Robert Walser wird in unserm Blog leider sträflich vernachlässigt. Das liegt, zumindest, was mich betrifft, keineswegs daran, dass ich Walsers literarische Qualitäten gering schätzte. Sondern ganz einfach daran, dass sich mir in den letzten Jahren kaum Anlässe boten, mich wieder mit diesem Schweizer Autor zu beschäftigen. Nun aber bin ich letzthin auf eine Buchempfehlung der Literaturkritikerin Nicola Steiner im Literaturclub des Schweizer Fernsehens gestossen. Indirekt über eine Bemerkung irgendwo im Internet gestossen, denn offen gesagt, schaue ich seit Jahren nicht mehr fern. Diese Buchempfehlung, ich habe die Sendung (im Internet!) kurz nachgeschaut, dauert wohl keine ganze Minute – vorgestellt wurde eben diese Biografie von Perikles Monioudis, die ich hier nun auch fast so kurz wie Nicola Steiner vorstelle.1)

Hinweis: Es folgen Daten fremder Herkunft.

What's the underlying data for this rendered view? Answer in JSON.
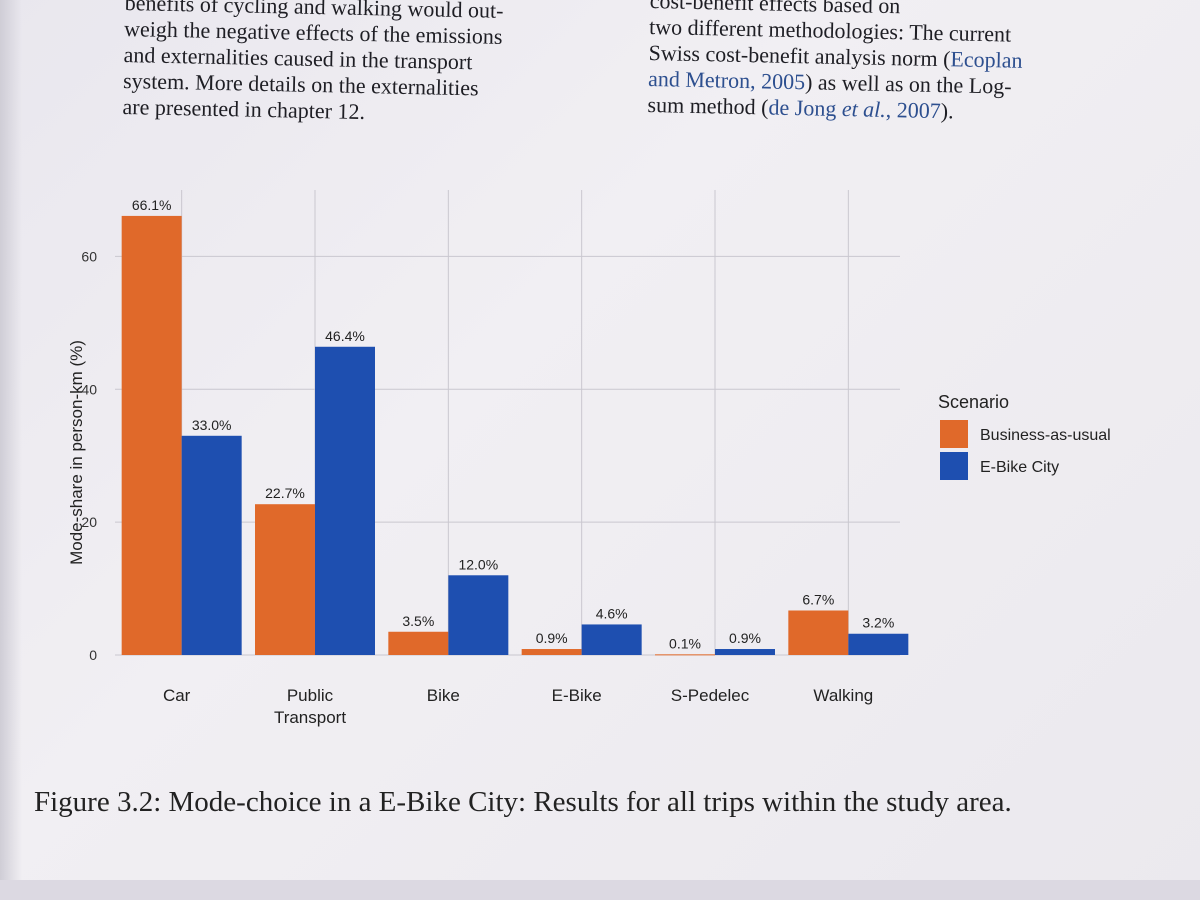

Monioudis, Schweizer Autor mit griechischen Wurzeln, geht dabei der Frage nach, was Robert Walser, in Biel zur Welt gekommen und dort aufgewachsen, nach einer Banklehre und verschiedenen Stellen u.a. in Zürich und in Winterthur, endlich im literarischen Berlin an- (er trifft u.a. auf den ebenfalls in der Schweiz aufgewachsenen Wedekind, aber die beiden können es nichts so recht miteinander) und im renommierten Verlag Bruno Cassirers untergekommen (sein Lektor dort war niemand Geringeres als Christian Morgenstern!) – was diesen jungen und eigentlich in Berlin als Autor etablierten Mann dazu brachte, wieder zurück in die Schweiz zu gehen und dort – zu Beginn abermals in subalternen Stellungen, zum Schluss in einer psychiatrischen Klinik – nach und nach zu verstummen. Ausschlaggebend muss, wenn wir Monioudis folgen, der Umstand gewesen sein, dass Walser zwar als Sekretär der Berliner Secession Zugang zur literarischen Crème de la Crème der deutschen Hauptstadt hatte, auch als Essayist gefragt war, aber mit seinen drei Romanen (Geschwister Tanner 1907, Der Gehülfe 1908, Jakob von Gunten 1909) auf – gelinde gesagt – geringes Interesse stiess. Walser (so Monioudis), der schon als Kind und als Jugendlicher miterleben musste, wie sein Elternhaus aus ursprünglich grossbürgerlichen Verhältnissen ins Prekariat abrutschte, vollendete angesichts des Scheiterns als der Autor, der er gerne gewesen wäre, bewusst den väterlichen Abstieg, da er den (Wieder-)Aufstieg als missglückt betrachten musste.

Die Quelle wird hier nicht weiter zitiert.